On March 18, 2019, Governor Phil Murphy signed Senate Bill 121 into law.  The new law prohibits the use of arbitration clauses and jury waivers that relate to claims of discrimination, retaliation, and harassment in employment contracts.  Additionally, the law prohibits employers from enforcing nondisclosure provisions that relate to any claims of discrimination, retaliation, or harassment within employment contracts and settlement agreements.  The law took effect immediately and applies to all agreements entered into, renewed, or modified on or after March 18, 2019.

The law explicitly states that any provision within an “employment contract” (which is undefined as noted below) that “waives any substantive or procedural right or remedy relating to a claim of discrimination, retaliation, or harassment shall be deemed against public policy and unenforceable.”  As a result, any “employment contract” that requires an employee to waive his or her right to a jury or arbitrate a claim of discrimination, retaliation, or harassment is void as a matter of law.  Significantly, the law does not define “employment contract” thereby leaving this language up for interpretation by courts (i.e., plaintiffs’ attorneys can argue that “employment contract” also refers to settlement and severance agreements).  Employers are anticipated to challenge this provision as being preempted by the Federal Arbitration Act.  Notably, the aforementioned provision does not apply to employees that are subject to collective bargaining agreements.

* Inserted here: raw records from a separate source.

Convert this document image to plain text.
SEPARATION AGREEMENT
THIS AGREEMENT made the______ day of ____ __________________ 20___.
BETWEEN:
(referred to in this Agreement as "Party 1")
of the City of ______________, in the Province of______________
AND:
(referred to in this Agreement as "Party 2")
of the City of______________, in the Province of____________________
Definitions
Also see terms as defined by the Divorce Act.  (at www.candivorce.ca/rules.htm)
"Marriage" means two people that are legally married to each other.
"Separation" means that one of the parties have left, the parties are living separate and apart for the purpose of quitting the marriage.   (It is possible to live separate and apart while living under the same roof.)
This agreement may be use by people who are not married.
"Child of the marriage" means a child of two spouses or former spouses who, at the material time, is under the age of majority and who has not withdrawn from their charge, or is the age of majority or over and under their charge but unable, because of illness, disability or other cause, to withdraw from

Moreover, certain nondisclosure provisions are now deemed unenforceable against current or former employees.  A nondisclosure provision that is subject to the new law is defined as “[a] provision in any employment contract or settlement agreement which has the purpose or effect of concealing the details relating to a claim of discrimination, retaliation, or harassment[.]”  Despite the fact that the law deems these nondisclosure provisions unenforceable, and although not entirely clear, it appears that the law still allows employees and employers to enter into agreements containing such provisions if that is the parties’ preference.  Notably, however, every settlement agreement with an applicable nondisclosure provision must “include a bold, prominently placed notice that although the parties may have agreed to keep the settlement and underlying facts confidential, such a provision in an agreement is unenforceable against the employer if the employee publicly reveals sufficient details of the claim so that the employer is reasonably identifiable.”

Therefore, employees and employers may still choose to insert nondisclosure provisions into settlement agreements relating to discrimination, retaliation, and harassment claims, but employees are now permitted to disregard these provisions if they so choose.  The law provides a remedy to employers that find themselves in that predicament by releasing the employers from their nondisclosure obligations under the agreement so long as the employee publicly reveals enough information that the employer is “reasonably identifiable.”  As such, the new law renders any mandatory nondisclosure provisions wholly unenforceable.

In addition, the law contains an anti-retaliation provision, which prohibits employers from retaliating against an employee that does not want to enter into an agreement with an applicable nondisclosure provision.  The law also provides for the award of an employee’s reasonable attorneys’ fees and costs if an employer attempts to enforce a nondisclosure provision that is subject to the law.

Finally, the law also explicitly states that an individual, who is not subject to a collective bargaining agreement, cannot prospectively waive any of his or her rights or potential remedies under the New Jersey Law Against Discrimination (“LAD”) or “any other statute or case law[.]”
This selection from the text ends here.